La transition verte et numérique qui oriente les plans de relance ne doit laisser personne de côté et s'appuyer aussi sur un volet social. Les plans nationaux de relance et de résilience sont soumis pour examen à la Commission. Entend-elle vérifier l'ambition sociale des États membres, dans le cadre de cet examen, afin d'en faire un levier pour avancer sur ces sujets importants d'inclusion ?
Enfin, alors que la Conférence sur l'avenir de l'Europe vient d'être lancée, en espérez-vous des évolutions favorables à la consolidation de l'Europe sociale ?
M. Nicolas Schmit, Commissaire européen à l'emploi et aux droits sociaux. - Je vous remercie de votre invitation, même à distance. J'espère que nous pourrons nous rencontrer prochainement pour évoquer l'Europe sociale, les résultats du sommet informel de Porto et le plan d'action fondé sur le socle européen des droits sociaux.

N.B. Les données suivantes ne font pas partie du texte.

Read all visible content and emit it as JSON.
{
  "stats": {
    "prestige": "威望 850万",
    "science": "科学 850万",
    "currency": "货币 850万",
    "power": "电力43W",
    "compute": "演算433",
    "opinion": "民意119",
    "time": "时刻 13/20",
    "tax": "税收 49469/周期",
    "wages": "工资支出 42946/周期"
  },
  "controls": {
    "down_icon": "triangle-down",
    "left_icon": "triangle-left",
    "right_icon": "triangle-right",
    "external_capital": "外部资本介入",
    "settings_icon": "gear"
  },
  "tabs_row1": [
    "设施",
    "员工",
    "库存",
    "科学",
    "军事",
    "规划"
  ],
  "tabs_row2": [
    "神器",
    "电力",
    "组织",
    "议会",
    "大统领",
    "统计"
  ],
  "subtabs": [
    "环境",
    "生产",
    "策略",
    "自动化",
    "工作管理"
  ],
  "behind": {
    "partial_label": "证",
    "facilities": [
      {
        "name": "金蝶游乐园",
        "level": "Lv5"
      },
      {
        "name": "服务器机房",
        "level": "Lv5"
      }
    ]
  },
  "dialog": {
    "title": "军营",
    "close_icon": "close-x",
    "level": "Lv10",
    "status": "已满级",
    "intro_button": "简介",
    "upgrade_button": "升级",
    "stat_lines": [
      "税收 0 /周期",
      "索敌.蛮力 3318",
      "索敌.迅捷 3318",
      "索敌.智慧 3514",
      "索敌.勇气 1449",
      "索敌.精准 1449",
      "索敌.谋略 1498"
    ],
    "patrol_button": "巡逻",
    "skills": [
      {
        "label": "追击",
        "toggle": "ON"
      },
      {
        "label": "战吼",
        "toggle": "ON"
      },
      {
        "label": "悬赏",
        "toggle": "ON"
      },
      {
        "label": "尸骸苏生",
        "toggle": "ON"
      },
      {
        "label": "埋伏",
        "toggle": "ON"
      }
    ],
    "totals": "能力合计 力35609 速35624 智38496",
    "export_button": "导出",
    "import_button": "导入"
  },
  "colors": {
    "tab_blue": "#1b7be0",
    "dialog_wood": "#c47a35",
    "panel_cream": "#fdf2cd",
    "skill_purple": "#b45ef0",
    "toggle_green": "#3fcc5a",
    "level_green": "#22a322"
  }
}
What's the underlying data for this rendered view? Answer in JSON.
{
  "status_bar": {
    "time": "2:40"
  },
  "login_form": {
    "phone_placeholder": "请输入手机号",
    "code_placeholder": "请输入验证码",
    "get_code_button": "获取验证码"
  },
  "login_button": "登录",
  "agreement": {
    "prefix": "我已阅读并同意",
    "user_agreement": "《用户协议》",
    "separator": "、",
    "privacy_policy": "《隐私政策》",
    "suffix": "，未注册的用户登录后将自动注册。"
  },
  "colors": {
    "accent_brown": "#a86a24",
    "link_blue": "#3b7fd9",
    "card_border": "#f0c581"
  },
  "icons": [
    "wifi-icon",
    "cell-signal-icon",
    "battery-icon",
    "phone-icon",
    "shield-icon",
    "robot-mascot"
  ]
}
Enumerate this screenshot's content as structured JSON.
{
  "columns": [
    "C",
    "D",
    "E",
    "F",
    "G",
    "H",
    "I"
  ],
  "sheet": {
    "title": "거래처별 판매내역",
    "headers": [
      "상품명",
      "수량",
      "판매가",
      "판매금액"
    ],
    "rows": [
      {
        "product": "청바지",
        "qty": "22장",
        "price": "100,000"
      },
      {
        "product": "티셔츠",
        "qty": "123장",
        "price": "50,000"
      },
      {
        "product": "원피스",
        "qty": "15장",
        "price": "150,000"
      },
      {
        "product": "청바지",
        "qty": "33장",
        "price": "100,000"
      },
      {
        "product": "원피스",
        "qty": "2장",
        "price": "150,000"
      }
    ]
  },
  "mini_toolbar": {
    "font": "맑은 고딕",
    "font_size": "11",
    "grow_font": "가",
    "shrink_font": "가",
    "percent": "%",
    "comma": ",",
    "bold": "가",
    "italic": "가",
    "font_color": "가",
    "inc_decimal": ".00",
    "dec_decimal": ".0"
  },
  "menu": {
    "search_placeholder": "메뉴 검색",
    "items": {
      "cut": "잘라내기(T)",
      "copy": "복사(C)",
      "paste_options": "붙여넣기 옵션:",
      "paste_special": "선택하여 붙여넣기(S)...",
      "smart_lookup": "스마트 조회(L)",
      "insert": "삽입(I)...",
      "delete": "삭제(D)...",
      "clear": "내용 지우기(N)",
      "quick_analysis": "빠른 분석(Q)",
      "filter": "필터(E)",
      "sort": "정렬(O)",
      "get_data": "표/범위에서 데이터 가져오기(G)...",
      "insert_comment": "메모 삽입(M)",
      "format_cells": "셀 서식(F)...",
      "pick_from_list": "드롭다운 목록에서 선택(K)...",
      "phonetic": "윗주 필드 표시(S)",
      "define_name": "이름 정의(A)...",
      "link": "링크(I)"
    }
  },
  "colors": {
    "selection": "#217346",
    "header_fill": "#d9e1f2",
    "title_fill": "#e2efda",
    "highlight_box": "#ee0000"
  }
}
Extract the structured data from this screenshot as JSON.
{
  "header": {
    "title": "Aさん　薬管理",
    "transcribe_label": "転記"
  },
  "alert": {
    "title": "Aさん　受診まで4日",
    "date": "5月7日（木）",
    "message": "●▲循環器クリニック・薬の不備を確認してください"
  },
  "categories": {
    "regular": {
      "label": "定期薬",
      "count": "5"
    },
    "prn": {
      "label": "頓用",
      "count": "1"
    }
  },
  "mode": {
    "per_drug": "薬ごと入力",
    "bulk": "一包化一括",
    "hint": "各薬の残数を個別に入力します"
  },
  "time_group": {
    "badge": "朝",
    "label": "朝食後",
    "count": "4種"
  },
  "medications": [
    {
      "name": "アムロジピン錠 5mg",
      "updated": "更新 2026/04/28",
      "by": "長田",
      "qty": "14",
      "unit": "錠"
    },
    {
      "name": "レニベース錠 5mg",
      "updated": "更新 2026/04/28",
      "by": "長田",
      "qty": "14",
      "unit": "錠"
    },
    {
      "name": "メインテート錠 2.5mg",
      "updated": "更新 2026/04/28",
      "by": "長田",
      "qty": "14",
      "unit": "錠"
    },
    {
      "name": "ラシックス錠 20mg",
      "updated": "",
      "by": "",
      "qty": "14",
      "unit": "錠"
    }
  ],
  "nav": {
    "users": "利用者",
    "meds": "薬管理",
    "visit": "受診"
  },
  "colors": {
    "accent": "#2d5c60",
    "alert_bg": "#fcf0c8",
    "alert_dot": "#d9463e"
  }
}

Je vais revenir sur la plus-value de l'Union européenne en matière sociale. Certains défendent que le social est une compétence presque exclusivement nationale. Qu'est-ce que l'Europe peut alors faire ? Les citoyens européens ont compris qu'une Union européenne détachée du social ne serait pas à leur service. Nous en avons fait l'expérience lors de la précédente crise. Pour neuf Européens sur dix - et neuf Français sur dix -, une Europe plus sociale est importante pour eux personnellement. Cette plus-value européenne en matière sociale est très bien perçue.
Dans une période de sortie de crise sanitaire, il est nécessaire que la dimension sociale soit ancrée dans les plans de relance, qui traduit la solidarité européenne.
Le socle européen des droits sociaux constitue un changement non négligeable pour les politiques européennes. L'adoption de ce socle après la crise financière précédente a établi vingt principes fondamentaux. La Commission européenne a annoncé qu'elle adopterait un plan d'action pour mettre en oeuvre le socle et qu'elle l'intégrerait dans toutes les politiques européennes. C'est un changement substantiel, une annonce novatrice faite avant la crise, mais qui devient encore plus indispensable après. Il faut ancrer le social dans les politiques européennes comme un élément pleinement intégré et non accessoire.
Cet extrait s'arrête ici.